Menteri Pendidikan dan Kebudayaan (Mendikbud) Muhadjir Effendy mengatakan, di kalangan milenial minat menjadi guru sangat tinggi. Hal ini bisa dilihat dari besarnya animo calon mahasiswa baru yang ingin menempuh pendidikan di perguruan tinggi yang bersatus lembaga pendidik tenaga kependidikan (LPTK).
Namun harus ada langkah yang semakin nyata untuk memastikan profesi guru di Indonesia menjadi sebuah profesi yang dapat dibanggakan. “Sejak diberlakukannya UU Guru dan Dosen itu sampai sekarang guru masih dalam proses pembentukan sebuah pekerjaan profesional. Dan itu masih perlu langkah-langkah yang lebih serius,” katanya dalam Lokakarya Guru Millenial: Sebuah Profesi di Masa Depan di kantor Kemendikbud, Jakarta, Kamis (19/10/2019).

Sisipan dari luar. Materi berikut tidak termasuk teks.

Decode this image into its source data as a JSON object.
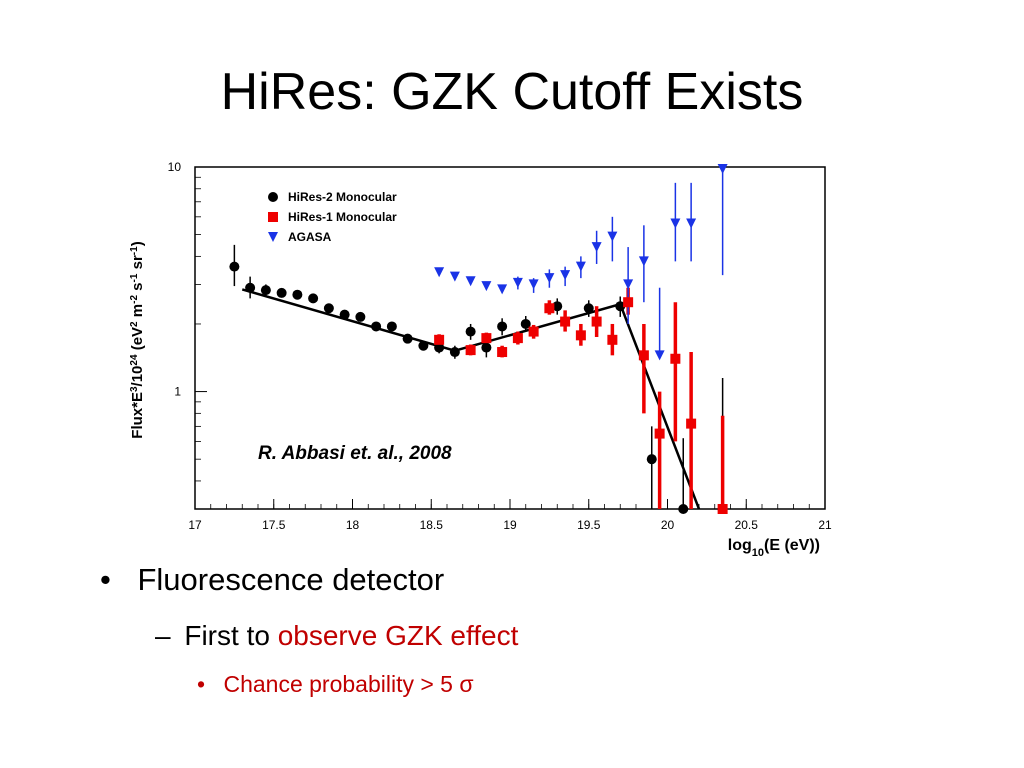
{
  "slide": {
    "title": "HiRes: GZK Cutoff Exists"
  },
  "bullets": {
    "level1_marker": "•",
    "level1_text": "Fluorescence detector",
    "level2_marker": "–",
    "level2_prefix": "First to ",
    "level2_highlight": "observe GZK effect",
    "level3_marker": "•",
    "level3_text": "Chance probability > 5 σ"
  },
  "colors": {
    "hires2": "#000000",
    "hires1": "#ee0000",
    "agasa": "#1a33e6",
    "highlight": "#c00000"
  },
  "chart_data": {
    "type": "scatter",
    "xlabel": "log10(E (eV))",
    "ylabel": "Flux*E³/10²⁴ (eV² m⁻² s⁻¹ sr⁻¹)",
    "xlim": [
      17,
      21
    ],
    "ylim": [
      0.3,
      10
    ],
    "yscale": "log",
    "x_ticks": [
      17,
      17.5,
      18,
      18.5,
      19,
      19.5,
      20,
      20.5,
      21
    ],
    "x_tick_labels": [
      "17",
      "17.5",
      "18",
      "18.5",
      "19",
      "19.5",
      "20",
      "20.5",
      "21"
    ],
    "y_ticks": [
      1,
      10
    ],
    "y_tick_labels": [
      "1",
      "10"
    ],
    "annotation": "R. Abbasi et. al., 2008",
    "legend_position": "top-left",
    "fit_line": {
      "points": [
        [
          17.3,
          2.85
        ],
        [
          18.65,
          1.52
        ],
        [
          19.7,
          2.45
        ],
        [
          20.2,
          0.3
        ]
      ]
    },
    "series": [
      {
        "name": "HiRes-2 Monocular",
        "marker": "circle",
        "points": [
          {
            "x": 17.25,
            "y": 3.6,
            "lo": 2.95,
            "hi": 4.5
          },
          {
            "x": 17.35,
            "y": 2.9,
            "lo": 2.6,
            "hi": 3.25
          },
          {
            "x": 17.45,
            "y": 2.83,
            "lo": 2.65,
            "hi": 3.0
          },
          {
            "x": 17.55,
            "y": 2.75
          },
          {
            "x": 17.65,
            "y": 2.7
          },
          {
            "x": 17.75,
            "y": 2.6
          },
          {
            "x": 17.85,
            "y": 2.35
          },
          {
            "x": 17.95,
            "y": 2.2
          },
          {
            "x": 18.05,
            "y": 2.15
          },
          {
            "x": 18.15,
            "y": 1.95
          },
          {
            "x": 18.25,
            "y": 1.95
          },
          {
            "x": 18.35,
            "y": 1.72
          },
          {
            "x": 18.45,
            "y": 1.6
          },
          {
            "x": 18.55,
            "y": 1.57,
            "lo": 1.48,
            "hi": 1.67
          },
          {
            "x": 18.65,
            "y": 1.5,
            "lo": 1.4,
            "hi": 1.6
          },
          {
            "x": 18.75,
            "y": 1.85,
            "lo": 1.7,
            "hi": 2.0
          },
          {
            "x": 18.85,
            "y": 1.57,
            "lo": 1.42,
            "hi": 1.73
          },
          {
            "x": 18.95,
            "y": 1.95,
            "lo": 1.78,
            "hi": 2.12
          },
          {
            "x": 19.1,
            "y": 2.0,
            "lo": 1.85,
            "hi": 2.17
          },
          {
            "x": 19.3,
            "y": 2.4,
            "lo": 2.2,
            "hi": 2.6
          },
          {
            "x": 19.5,
            "y": 2.35,
            "lo": 2.15,
            "hi": 2.55
          },
          {
            "x": 19.7,
            "y": 2.4,
            "lo": 2.15,
            "hi": 2.65
          },
          {
            "x": 19.9,
            "y": 0.5,
            "lo": 0.3,
            "hi": 0.7
          },
          {
            "x": 20.1,
            "y": 0.3,
            "lo": 0.3,
            "hi": 0.62
          },
          {
            "x": 20.35,
            "y": 0.3,
            "lo": 0.3,
            "hi": 1.15
          }
        ]
      },
      {
        "name": "HiRes-1 Monocular",
        "marker": "square",
        "points": [
          {
            "x": 18.55,
            "y": 1.7,
            "lo": 1.6,
            "hi": 1.8
          },
          {
            "x": 18.75,
            "y": 1.53,
            "lo": 1.45,
            "hi": 1.62
          },
          {
            "x": 18.85,
            "y": 1.73,
            "lo": 1.63,
            "hi": 1.83
          },
          {
            "x": 18.95,
            "y": 1.5,
            "lo": 1.42,
            "hi": 1.6
          },
          {
            "x": 19.05,
            "y": 1.73,
            "lo": 1.62,
            "hi": 1.85
          },
          {
            "x": 19.15,
            "y": 1.85,
            "lo": 1.72,
            "hi": 1.98
          },
          {
            "x": 19.25,
            "y": 2.35,
            "lo": 2.2,
            "hi": 2.55
          },
          {
            "x": 19.35,
            "y": 2.05,
            "lo": 1.85,
            "hi": 2.3
          },
          {
            "x": 19.45,
            "y": 1.78,
            "lo": 1.6,
            "hi": 2.0
          },
          {
            "x": 19.55,
            "y": 2.05,
            "lo": 1.75,
            "hi": 2.4
          },
          {
            "x": 19.65,
            "y": 1.7,
            "lo": 1.45,
            "hi": 2.0
          },
          {
            "x": 19.75,
            "y": 2.5,
            "lo": 2.2,
            "hi": 2.9
          },
          {
            "x": 19.85,
            "y": 1.45,
            "lo": 0.8,
            "hi": 2.0
          },
          {
            "x": 19.95,
            "y": 0.65,
            "lo": 0.3,
            "hi": 1.0
          },
          {
            "x": 20.05,
            "y": 1.4,
            "lo": 0.6,
            "hi": 2.5
          },
          {
            "x": 20.15,
            "y": 0.72,
            "lo": 0.3,
            "hi": 1.5
          },
          {
            "x": 20.35,
            "y": 0.3,
            "lo": 0.3,
            "hi": 0.78
          }
        ]
      },
      {
        "name": "AGASA",
        "marker": "triangle-down",
        "points": [
          {
            "x": 18.55,
            "y": 3.4
          },
          {
            "x": 18.65,
            "y": 3.25
          },
          {
            "x": 18.75,
            "y": 3.1
          },
          {
            "x": 18.85,
            "y": 2.95
          },
          {
            "x": 18.95,
            "y": 2.85
          },
          {
            "x": 19.05,
            "y": 3.05,
            "lo": 2.85,
            "hi": 3.25
          },
          {
            "x": 19.15,
            "y": 3.0,
            "lo": 2.75,
            "hi": 3.2
          },
          {
            "x": 19.25,
            "y": 3.2,
            "lo": 2.9,
            "hi": 3.5
          },
          {
            "x": 19.35,
            "y": 3.3,
            "lo": 2.95,
            "hi": 3.6
          },
          {
            "x": 19.45,
            "y": 3.6,
            "lo": 3.2,
            "hi": 4.0
          },
          {
            "x": 19.55,
            "y": 4.4,
            "lo": 3.7,
            "hi": 5.2
          },
          {
            "x": 19.65,
            "y": 4.9,
            "lo": 3.8,
            "hi": 6.0
          },
          {
            "x": 19.75,
            "y": 3.0,
            "lo": 2.0,
            "hi": 4.4
          },
          {
            "x": 19.85,
            "y": 3.8,
            "lo": 2.5,
            "hi": 5.5
          },
          {
            "x": 19.95,
            "y": 1.45,
            "lo": 1.45,
            "hi": 2.9
          },
          {
            "x": 20.05,
            "y": 5.6,
            "lo": 3.8,
            "hi": 8.5
          },
          {
            "x": 20.15,
            "y": 5.6,
            "lo": 3.8,
            "hi": 8.5
          },
          {
            "x": 20.35,
            "y": 9.8,
            "lo": 3.3,
            "hi": 10
          }
        ]
      }
    ]
  }
}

Mantan rektor Universitas Muhammadiyah Malang ini menjelaskan, untuk menjadikan guru yang lebih profesional dan membanggakan ada tiga hal yang perlu ditangani. Pertama terkait keahlian seorang guru. Hal itu perlu ditangani melalui proses pelatihan baik pendidikan akademik dan juga profesi di lembaga pendidik tenaga kependidikan (LPTK).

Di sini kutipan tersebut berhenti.